The now extinct Neanderthals lived in Europe and western Asia until about 30,000 years ago. Homo sapiens, the ancestor of modern humans, migrated from Africa about 70,000 years ago. So the two early humans lived side by side on the Eurasian continent for a while. By decoding the Neanderthal genome, Pääbo was able to show that the genome of Homo sapiens and Neanderthals mixed up during this period.

The genes of the Neanderthals, which people still carry within them today, influence very different areas of the body. For example, they affect how the immune system responds to infections. The Neanderthal genes also seem to include those that increase the risk of a severe course of Covid. Another Neanderthal genome, in turn, lowers the risk, said the Nobel Prize Committee press conference in Stockholm.

Science editor Anja Martini, NDR, in conversation with Medicine Nobel Prize winner Svante Pääbo

tagesschau24, October 3, 2022

Genetic differences from ancestors

With his research, Pääbo opened up a new scientific discipline, paleogenomics. This deals with the analysis of genetic samples of fossil and prehistoric remains of organisms. The Swedish researcher’s work uncovered the genetic differences that distinguish present-day humans from extinct early humans. His discoveries provide the basis for exploring what makes modern humans unique, allowing them to evolve so much better than other early humans.

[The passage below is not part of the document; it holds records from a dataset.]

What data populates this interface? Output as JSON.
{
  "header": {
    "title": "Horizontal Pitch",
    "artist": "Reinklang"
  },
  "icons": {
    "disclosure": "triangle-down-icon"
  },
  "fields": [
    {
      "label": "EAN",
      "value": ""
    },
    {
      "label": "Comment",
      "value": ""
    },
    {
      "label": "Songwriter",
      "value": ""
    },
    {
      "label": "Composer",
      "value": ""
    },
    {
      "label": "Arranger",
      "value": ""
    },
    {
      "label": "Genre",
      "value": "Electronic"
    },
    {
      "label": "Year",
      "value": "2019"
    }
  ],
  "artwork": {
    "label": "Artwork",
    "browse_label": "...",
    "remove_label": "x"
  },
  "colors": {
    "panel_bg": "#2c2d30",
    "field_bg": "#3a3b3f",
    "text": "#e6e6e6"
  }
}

Ancient genomes very difficult to decipher

By the end of the 1990s, almost the entire human genome had been decoded thanks to technological advances. But decoding the genome of the extinct Neanderthals presented Pääbo with completely different challenges. This is because DNA is chemically altered over time and breaks down into many shorter pieces. After thousands of years, only traces of DNA remain. These residues are also contaminated by bacterial DNA and other environmental influences.

Lineages of Homo sapiens and Neanderthals

After decades of research, the seemingly impossible was achieved: In 2010, Pääbo and his team were able to publish the first decoded section of the Neanderthal genome. According to their research, the most recent common ancestor of Neanderthals and Homo sapiens lived around 800,000 years ago.

The scientists were also able to show that Neanderthals and Homo sapiens had common descendants during their thousands of years of coexistence. In modern humans of European or Asian descent, about one to four percent of the genome comes from Neanderthals.

Similarly, Pääbo discovered another close relative of present-day humans, the Denisovans. These people have also left their traces in the genome of today’s people, in the Asian population it is up to six percent. Hill tribes in Tibet, for example, carry genes from the extinct Denisova man that make it easier for them to cope with high altitude.

Medicine Nobel Prize runs in the family

Svante Pääbo, born April 20, 1955 in Stockholm, studied Egyptology and Medicine. He cloned the DNA of a mummy while he was still doing his PhD. After working in Zurich, London and Berkeley, he finally founded the Max Planck Institute for Evolutionary Anthropology in Leipzig, where he has been director since 1997. Apparently, Pääbo carries a Nobel Prize gene: His father, Sune Bergström, received the Nobel Prize in Medicine back in 1982.